Painting on Silk: Some notes on Process

I’ve included another poem here, and I want to talk about the process for writing this one. This one is in response to another story about a man who falls in love with a geisha girl and after she dies fairly young, he cannot seem to get over her. He dreams of her, and one night after having a dream of her, he paints her portrait on a silk panel (hence the title of this poem). 

 

After reading the outline of this story, several things came to mind; I thought about how the arts are a way of voicing something that we cannot voice in everyday speech; I have not experienced the same feeling of loss that this story describes, as it refers to losing someone to death, but I thought about what images can be used to describe losing love. I have been starting several poems recently with a sort of broad statement; for this poem, that’s “Art bares the beauty that we cannot speak.” I wanted to bring in the word ‘bare’ because of the play on ‘bear,’ and to show that this lost love and the feeling of losing a loved one is made apparent in this silk portrait in the story. So, the beauty that the speaker in the poem cannot bear is the loss of this young lover, who is the story is a geisha. I wanted to play around with this idea of painting because I thought it was interesting that the young geisha paints her face, and it is also through painting that this man deals with the loss of this woman. This portrait both connects him to this woman and helps her get over her, which is what I am trying to convey in the last few lines of this poem.

 

I am also working with a variation of the sonnet here, which I felt was appropriate given the subject matter.

Painting on Silk

            after “The Ghost of Oyuki”

 

Art bares the beauty that we cannot speak.

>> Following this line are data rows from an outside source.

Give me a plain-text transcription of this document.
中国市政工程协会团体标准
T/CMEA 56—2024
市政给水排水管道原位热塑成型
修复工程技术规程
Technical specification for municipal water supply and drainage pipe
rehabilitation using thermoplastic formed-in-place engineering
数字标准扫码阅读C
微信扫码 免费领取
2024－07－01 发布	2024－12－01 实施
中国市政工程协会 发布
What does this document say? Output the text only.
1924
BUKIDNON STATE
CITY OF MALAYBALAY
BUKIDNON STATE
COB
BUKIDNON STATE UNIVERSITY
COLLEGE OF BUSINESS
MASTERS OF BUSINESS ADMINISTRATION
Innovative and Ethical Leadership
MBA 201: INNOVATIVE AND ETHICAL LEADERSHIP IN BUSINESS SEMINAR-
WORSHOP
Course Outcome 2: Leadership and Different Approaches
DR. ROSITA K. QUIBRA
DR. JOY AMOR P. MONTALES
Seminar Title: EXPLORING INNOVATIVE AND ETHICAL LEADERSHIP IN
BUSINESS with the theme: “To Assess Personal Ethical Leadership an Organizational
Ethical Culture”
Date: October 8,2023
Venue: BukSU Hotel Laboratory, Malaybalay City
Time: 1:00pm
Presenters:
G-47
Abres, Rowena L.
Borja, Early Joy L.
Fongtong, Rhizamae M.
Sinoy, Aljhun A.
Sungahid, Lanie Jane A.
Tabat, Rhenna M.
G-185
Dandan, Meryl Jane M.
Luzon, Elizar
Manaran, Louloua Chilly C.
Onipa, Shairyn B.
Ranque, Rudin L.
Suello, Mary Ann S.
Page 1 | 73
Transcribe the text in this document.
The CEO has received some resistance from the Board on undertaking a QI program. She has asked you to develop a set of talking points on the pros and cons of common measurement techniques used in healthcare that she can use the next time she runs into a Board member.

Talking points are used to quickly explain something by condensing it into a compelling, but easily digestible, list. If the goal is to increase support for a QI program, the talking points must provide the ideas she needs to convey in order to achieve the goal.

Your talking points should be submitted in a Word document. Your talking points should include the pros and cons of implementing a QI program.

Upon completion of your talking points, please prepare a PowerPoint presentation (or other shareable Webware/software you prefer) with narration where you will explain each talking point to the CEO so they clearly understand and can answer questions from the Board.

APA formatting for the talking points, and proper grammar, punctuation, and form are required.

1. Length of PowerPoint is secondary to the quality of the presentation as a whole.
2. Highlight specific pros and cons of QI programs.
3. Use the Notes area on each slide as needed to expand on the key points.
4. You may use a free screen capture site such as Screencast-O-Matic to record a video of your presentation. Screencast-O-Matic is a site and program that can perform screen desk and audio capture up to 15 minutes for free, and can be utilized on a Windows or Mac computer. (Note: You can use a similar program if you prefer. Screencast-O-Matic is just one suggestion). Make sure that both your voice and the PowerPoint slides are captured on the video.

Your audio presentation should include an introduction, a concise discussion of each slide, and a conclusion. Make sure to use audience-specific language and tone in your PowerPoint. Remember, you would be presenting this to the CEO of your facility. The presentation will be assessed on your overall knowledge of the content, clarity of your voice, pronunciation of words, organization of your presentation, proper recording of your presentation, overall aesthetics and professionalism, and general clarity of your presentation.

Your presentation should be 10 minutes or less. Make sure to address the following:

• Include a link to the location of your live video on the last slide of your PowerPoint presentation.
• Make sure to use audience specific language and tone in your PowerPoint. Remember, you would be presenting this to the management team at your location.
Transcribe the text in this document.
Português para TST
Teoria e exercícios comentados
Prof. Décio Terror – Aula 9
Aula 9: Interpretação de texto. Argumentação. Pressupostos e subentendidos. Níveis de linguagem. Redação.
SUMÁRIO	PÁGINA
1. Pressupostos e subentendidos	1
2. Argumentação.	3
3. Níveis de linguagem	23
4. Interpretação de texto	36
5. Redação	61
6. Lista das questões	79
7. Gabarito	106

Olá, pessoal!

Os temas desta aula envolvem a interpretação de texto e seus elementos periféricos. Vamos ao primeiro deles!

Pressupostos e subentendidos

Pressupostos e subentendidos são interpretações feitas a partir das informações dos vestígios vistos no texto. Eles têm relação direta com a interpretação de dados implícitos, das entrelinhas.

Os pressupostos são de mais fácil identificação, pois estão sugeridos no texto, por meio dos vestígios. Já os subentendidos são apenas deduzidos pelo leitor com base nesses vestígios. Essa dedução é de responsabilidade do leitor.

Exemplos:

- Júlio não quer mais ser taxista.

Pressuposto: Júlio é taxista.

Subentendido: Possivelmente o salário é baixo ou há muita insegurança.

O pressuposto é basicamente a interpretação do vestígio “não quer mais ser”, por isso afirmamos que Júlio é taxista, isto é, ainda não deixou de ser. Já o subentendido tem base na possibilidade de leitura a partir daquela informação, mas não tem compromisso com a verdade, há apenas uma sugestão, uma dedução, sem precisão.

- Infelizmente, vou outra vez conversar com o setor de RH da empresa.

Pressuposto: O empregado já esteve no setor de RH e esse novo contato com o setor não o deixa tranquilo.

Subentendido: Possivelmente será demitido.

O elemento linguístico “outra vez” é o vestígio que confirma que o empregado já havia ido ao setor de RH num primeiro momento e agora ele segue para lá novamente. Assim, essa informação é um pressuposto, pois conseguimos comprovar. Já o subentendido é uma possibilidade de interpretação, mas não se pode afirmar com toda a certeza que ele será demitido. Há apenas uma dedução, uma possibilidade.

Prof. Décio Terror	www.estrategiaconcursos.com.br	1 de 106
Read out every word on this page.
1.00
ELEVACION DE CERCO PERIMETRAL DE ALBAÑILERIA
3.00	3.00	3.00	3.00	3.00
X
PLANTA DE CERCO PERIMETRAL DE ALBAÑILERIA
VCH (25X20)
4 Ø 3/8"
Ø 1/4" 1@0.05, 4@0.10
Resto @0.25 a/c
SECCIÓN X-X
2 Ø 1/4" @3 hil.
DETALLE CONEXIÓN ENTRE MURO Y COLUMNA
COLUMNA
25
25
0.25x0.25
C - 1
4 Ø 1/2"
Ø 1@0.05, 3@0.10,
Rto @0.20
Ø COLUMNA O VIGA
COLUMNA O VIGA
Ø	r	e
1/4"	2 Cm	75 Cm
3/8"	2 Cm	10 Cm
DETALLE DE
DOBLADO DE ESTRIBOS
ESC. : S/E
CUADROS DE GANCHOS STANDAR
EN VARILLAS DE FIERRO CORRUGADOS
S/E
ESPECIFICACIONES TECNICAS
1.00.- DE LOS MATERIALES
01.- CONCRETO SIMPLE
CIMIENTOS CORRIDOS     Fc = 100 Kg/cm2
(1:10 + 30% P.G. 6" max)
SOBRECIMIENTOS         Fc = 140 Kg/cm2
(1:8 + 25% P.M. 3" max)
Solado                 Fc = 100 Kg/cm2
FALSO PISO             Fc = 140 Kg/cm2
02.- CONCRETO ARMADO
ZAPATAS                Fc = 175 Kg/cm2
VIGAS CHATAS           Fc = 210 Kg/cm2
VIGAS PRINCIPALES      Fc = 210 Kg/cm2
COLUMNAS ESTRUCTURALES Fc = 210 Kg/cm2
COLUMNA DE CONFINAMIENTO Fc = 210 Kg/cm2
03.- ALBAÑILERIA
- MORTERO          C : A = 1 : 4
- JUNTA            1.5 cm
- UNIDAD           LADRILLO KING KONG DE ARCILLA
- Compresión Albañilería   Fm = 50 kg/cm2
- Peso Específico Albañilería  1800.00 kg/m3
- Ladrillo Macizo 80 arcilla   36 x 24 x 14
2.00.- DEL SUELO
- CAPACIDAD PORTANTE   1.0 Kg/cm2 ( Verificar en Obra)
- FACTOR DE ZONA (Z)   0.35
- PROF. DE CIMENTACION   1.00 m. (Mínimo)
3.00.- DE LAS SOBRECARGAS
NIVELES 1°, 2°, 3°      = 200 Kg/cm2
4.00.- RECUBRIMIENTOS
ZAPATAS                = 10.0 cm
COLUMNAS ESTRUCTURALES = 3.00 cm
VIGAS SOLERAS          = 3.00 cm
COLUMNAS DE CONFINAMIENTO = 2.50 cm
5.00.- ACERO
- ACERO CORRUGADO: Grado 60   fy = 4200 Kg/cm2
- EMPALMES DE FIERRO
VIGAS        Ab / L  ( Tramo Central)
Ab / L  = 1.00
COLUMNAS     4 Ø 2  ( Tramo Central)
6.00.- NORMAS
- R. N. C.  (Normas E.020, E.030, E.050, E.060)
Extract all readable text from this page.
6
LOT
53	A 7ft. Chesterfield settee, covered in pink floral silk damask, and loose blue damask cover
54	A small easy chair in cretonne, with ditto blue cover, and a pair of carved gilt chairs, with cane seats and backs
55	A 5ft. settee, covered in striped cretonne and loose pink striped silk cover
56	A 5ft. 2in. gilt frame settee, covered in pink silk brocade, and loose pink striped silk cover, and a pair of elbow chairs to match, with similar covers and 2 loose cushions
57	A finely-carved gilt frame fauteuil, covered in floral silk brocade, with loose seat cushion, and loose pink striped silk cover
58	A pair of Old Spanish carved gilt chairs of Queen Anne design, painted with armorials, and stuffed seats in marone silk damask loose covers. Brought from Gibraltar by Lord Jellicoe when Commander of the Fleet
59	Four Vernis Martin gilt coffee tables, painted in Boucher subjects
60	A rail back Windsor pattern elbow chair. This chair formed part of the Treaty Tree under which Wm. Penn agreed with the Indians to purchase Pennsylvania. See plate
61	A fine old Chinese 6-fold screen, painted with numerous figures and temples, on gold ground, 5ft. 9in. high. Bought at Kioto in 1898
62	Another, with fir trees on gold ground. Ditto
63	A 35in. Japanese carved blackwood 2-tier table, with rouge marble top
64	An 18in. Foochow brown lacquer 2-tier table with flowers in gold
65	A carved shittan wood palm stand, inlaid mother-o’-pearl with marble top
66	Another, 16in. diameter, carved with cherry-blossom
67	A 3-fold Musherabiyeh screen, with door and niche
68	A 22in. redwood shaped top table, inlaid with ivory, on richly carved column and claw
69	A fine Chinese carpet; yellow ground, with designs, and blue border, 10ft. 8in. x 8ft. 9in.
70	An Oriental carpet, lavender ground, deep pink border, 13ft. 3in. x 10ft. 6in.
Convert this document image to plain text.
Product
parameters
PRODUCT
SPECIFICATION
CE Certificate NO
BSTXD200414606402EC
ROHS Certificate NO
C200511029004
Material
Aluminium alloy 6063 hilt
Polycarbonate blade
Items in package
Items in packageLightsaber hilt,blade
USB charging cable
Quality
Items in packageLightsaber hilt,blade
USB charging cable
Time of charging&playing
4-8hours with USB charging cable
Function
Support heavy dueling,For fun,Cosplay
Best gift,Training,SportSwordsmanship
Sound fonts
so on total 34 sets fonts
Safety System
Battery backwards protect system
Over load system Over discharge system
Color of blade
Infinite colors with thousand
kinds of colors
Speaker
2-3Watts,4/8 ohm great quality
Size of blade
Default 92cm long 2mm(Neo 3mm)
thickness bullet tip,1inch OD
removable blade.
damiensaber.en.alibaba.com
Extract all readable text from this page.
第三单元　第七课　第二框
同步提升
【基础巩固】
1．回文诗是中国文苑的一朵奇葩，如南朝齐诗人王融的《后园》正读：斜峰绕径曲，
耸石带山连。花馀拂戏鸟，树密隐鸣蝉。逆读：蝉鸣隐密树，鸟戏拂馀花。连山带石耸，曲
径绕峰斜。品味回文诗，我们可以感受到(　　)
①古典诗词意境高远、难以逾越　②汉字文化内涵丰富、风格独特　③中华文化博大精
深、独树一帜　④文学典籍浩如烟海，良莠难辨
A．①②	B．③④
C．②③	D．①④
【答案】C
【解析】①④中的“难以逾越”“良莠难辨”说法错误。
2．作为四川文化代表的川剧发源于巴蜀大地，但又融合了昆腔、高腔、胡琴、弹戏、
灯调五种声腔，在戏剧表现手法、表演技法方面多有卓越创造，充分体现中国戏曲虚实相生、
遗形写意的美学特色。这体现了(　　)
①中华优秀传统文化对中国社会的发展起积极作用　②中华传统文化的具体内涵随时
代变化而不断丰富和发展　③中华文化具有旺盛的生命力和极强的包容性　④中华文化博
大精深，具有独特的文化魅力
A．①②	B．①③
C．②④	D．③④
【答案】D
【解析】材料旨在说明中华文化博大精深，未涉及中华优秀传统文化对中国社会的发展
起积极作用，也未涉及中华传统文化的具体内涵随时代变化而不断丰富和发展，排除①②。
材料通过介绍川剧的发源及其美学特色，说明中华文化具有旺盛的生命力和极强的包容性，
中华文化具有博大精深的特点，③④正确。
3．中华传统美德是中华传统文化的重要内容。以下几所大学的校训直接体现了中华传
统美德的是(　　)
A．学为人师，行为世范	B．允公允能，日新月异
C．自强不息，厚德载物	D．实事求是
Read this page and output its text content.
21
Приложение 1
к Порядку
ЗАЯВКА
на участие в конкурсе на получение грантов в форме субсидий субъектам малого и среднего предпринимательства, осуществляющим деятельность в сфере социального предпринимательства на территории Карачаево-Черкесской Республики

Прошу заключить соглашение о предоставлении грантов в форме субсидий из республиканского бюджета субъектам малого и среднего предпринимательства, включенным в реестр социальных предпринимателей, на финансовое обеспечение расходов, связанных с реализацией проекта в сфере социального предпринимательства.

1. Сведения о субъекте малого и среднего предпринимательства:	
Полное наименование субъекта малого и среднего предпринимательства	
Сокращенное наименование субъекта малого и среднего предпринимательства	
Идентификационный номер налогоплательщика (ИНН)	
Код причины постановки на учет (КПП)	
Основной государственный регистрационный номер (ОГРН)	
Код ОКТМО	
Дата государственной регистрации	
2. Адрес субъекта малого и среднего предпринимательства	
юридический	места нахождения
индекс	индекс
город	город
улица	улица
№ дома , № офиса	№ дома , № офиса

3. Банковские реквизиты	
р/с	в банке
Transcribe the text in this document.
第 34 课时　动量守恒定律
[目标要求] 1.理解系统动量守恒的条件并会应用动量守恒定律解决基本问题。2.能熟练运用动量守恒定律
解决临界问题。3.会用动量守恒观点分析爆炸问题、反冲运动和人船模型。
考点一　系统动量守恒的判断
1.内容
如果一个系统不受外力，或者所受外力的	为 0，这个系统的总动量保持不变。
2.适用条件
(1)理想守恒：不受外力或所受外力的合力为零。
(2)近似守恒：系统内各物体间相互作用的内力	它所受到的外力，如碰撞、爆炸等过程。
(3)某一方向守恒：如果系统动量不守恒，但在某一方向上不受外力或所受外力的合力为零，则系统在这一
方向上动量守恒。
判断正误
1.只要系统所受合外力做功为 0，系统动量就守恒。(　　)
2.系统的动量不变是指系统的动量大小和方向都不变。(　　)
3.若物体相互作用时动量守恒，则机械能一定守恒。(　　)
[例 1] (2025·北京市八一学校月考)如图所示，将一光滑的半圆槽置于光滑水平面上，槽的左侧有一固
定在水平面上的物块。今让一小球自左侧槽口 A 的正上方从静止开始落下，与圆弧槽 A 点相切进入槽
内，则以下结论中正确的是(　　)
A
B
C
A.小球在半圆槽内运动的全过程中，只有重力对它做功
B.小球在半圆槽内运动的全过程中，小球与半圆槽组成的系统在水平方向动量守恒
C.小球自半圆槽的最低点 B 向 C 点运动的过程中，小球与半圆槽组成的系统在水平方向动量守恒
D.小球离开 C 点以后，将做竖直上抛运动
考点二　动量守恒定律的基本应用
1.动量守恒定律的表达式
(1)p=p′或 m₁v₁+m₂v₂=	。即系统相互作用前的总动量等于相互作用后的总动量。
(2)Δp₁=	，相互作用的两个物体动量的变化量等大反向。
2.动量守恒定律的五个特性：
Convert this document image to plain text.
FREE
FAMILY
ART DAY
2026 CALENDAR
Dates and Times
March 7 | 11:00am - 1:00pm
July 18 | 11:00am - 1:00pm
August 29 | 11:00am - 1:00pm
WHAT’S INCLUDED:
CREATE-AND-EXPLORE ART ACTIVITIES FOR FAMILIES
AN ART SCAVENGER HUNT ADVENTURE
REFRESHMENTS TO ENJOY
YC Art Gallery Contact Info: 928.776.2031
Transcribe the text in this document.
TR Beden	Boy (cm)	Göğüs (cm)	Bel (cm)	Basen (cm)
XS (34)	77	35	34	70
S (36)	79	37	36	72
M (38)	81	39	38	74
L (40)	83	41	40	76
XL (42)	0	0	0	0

The losing you young, my painted woman.

I wake mornings, your face still there from dreams

left undone by the waking without you.

I paint what I remember to forget

the way you brushed your face with white, careful

with the curved lines at the nape of your neck.

To paint is to know the layers up-close,

the brushstrokes of brown that shadow your hair

against your brow; the curve of your lips, down.

I stand back to make sense of the lines there

on the silk. To understand your body

from a distance never practiced before.

The distance between bare brushstrokes and form.